Ella continuó hasta la puerta y, cuando estaba a punto de cruzarla, se volvió con una fascinante sonrisa.
—La tendré. No sé cuándo ni cómo, pero lograré llegar a donde quiero. Es relativamente sencillo —presumió con cinismo.
—Aunque no lo creas, lo celebraré cuando lo consigas —le aseguró él como despedida.
Después, apoyó la cabeza en el respaldo y cerró los ojos para dejar que en su mente se formara la figura de Rocio subiendo a la avioneta y calculó la diferencia horaria.

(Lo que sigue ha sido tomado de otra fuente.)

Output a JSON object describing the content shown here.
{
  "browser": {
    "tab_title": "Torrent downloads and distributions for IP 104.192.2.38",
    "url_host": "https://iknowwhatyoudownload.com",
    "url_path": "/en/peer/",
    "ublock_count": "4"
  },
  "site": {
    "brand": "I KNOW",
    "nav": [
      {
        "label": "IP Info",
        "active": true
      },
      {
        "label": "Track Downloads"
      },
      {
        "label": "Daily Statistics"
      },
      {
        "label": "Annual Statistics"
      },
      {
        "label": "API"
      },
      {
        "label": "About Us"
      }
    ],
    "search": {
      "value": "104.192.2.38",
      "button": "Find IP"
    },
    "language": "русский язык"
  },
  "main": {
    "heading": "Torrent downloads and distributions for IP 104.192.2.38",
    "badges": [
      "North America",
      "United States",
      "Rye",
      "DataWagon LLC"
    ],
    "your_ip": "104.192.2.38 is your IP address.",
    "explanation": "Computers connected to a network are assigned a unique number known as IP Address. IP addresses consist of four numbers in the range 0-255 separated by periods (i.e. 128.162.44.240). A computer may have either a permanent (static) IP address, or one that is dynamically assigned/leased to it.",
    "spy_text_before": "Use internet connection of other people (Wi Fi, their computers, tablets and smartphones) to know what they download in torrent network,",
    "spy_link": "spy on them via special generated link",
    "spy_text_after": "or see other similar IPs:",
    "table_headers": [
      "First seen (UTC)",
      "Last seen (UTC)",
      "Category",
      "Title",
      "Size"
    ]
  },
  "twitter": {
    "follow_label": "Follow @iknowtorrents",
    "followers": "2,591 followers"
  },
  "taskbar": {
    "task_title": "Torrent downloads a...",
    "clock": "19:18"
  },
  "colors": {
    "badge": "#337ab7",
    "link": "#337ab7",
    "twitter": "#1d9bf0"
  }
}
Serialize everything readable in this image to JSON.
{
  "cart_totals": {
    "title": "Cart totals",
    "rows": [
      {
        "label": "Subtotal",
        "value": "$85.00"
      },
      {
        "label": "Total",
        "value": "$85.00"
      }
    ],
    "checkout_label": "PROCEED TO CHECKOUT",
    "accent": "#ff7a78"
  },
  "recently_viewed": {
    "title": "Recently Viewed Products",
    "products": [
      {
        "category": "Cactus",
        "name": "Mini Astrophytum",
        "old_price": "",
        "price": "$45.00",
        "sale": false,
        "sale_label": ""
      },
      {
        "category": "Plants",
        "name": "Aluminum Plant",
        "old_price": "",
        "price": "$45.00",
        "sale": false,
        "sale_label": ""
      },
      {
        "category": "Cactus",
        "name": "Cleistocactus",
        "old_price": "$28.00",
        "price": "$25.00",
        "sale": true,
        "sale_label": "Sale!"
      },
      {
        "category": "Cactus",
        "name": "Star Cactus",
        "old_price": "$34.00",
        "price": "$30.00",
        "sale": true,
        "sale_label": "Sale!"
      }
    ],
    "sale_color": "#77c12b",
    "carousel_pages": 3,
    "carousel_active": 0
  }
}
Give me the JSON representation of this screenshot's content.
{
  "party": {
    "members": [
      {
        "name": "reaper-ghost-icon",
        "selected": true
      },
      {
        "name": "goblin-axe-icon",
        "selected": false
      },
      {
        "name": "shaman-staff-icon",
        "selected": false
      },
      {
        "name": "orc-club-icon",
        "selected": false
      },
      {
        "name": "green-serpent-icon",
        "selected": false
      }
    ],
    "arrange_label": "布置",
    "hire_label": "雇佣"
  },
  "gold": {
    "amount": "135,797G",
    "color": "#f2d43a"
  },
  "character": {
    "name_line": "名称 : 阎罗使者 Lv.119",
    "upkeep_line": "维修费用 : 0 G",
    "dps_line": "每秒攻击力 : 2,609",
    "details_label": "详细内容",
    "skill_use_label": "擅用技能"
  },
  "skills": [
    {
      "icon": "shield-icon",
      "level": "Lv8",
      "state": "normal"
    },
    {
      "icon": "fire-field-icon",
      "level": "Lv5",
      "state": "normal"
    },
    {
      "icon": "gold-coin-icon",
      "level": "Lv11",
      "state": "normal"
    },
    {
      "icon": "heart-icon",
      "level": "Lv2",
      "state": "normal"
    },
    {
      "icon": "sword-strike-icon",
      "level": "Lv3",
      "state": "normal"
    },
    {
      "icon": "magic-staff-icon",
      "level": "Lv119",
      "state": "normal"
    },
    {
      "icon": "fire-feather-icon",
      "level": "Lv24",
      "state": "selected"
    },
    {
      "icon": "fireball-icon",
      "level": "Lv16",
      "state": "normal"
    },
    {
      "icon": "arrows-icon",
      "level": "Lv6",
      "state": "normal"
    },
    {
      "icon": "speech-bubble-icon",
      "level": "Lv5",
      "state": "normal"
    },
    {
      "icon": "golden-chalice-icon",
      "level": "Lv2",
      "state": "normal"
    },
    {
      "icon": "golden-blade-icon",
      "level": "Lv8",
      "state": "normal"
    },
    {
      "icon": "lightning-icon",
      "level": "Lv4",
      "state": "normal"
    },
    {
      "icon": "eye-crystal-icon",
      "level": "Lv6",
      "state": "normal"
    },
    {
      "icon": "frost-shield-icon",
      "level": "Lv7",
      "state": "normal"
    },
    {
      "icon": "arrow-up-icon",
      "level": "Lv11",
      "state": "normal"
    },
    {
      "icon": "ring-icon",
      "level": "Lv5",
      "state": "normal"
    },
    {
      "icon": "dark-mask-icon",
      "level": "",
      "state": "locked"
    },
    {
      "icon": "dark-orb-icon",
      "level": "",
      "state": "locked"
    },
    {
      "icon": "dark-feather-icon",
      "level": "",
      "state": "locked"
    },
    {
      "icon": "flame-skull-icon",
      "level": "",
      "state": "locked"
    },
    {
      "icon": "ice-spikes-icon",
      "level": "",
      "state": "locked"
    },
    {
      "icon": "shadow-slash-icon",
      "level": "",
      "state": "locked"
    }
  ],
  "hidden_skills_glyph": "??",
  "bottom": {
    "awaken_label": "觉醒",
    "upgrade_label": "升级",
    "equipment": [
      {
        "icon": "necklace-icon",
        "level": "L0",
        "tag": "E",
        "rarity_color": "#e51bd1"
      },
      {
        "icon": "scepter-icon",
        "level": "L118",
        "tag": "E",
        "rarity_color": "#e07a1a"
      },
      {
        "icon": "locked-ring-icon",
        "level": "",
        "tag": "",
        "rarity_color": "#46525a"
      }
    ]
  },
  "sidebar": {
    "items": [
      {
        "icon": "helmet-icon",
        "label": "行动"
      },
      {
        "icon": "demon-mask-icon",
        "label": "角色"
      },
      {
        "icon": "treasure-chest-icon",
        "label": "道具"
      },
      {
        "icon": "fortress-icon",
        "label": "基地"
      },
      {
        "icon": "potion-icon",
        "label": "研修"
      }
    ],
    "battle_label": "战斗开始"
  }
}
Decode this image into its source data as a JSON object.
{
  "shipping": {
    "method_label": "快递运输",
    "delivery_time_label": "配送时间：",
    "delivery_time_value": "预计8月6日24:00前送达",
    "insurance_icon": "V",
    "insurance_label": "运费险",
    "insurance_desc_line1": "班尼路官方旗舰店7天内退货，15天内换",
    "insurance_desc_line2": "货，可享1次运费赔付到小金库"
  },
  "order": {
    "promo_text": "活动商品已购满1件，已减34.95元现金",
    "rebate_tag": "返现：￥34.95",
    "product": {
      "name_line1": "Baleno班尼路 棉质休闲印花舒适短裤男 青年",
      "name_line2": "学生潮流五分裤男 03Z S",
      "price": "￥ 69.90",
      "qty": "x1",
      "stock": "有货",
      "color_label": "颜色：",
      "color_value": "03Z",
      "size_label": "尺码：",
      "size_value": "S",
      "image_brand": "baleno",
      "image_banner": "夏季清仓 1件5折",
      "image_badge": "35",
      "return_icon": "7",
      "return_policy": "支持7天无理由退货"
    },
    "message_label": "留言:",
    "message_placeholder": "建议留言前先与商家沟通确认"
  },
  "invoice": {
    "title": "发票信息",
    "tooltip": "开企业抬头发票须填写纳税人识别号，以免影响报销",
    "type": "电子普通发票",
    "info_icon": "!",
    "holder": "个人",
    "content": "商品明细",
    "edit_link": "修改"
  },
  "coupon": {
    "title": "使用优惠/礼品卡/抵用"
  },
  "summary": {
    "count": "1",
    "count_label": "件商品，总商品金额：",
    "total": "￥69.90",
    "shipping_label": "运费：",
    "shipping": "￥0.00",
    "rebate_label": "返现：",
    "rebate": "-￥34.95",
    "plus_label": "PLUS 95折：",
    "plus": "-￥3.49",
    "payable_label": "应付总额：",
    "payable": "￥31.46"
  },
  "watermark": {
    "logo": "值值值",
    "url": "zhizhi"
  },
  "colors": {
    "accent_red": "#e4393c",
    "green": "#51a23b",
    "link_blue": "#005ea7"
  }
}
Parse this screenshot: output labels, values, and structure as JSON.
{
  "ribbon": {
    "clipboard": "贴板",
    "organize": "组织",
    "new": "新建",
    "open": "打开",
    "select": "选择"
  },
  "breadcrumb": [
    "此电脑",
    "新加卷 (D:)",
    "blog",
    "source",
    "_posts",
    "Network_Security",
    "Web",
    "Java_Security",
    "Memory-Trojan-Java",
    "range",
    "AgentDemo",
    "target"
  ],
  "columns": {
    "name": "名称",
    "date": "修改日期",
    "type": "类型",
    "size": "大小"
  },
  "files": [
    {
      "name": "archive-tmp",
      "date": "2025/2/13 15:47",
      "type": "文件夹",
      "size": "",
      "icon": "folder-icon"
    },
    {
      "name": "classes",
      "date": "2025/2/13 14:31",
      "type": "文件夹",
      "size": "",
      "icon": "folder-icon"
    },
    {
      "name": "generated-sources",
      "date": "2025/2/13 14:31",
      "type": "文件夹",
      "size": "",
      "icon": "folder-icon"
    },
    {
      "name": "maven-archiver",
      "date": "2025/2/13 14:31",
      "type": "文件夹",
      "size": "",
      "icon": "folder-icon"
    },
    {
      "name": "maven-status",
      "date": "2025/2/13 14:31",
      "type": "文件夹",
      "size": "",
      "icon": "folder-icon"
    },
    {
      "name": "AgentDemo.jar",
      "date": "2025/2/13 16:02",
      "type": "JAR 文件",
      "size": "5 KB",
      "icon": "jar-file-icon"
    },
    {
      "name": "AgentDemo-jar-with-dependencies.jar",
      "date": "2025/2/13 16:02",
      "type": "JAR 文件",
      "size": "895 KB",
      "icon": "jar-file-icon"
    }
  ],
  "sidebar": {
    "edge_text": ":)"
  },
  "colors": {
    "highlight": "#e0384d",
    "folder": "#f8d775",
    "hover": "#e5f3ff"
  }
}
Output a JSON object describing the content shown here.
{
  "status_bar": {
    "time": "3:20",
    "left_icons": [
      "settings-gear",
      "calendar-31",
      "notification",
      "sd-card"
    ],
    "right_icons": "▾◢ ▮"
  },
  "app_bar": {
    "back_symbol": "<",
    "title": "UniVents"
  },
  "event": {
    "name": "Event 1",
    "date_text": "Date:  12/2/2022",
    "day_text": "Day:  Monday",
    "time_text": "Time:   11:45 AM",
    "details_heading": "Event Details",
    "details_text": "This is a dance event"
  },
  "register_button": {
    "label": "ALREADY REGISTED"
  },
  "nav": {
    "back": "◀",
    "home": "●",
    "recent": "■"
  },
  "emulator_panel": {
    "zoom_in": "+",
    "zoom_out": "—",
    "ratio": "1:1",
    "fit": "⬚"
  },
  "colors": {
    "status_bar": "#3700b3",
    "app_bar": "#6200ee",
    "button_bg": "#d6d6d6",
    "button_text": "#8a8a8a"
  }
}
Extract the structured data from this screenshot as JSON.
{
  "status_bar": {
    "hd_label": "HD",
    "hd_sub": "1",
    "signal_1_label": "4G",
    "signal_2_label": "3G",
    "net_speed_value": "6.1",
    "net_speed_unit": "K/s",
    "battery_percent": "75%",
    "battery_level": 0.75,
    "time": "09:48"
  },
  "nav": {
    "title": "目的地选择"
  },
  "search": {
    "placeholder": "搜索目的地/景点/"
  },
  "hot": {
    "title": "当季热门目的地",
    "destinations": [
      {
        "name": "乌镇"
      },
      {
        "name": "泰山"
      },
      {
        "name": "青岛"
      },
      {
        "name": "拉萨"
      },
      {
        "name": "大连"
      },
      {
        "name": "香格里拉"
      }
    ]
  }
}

En las Caimán era una hora menos. Estaría anocheciendo y ellos pasarían la primera noche en la isla. Muy probablemente con una cena romántica a la luz de la luna, junto a las arenas blancas de alguna playa solitaria. Después, harían el amor en una alcoba iluminada por aquella misma luna, mientras él seguiría sumido en la oscuridad. Una oscuridad profunda. Una oscuridad doliente y eterna.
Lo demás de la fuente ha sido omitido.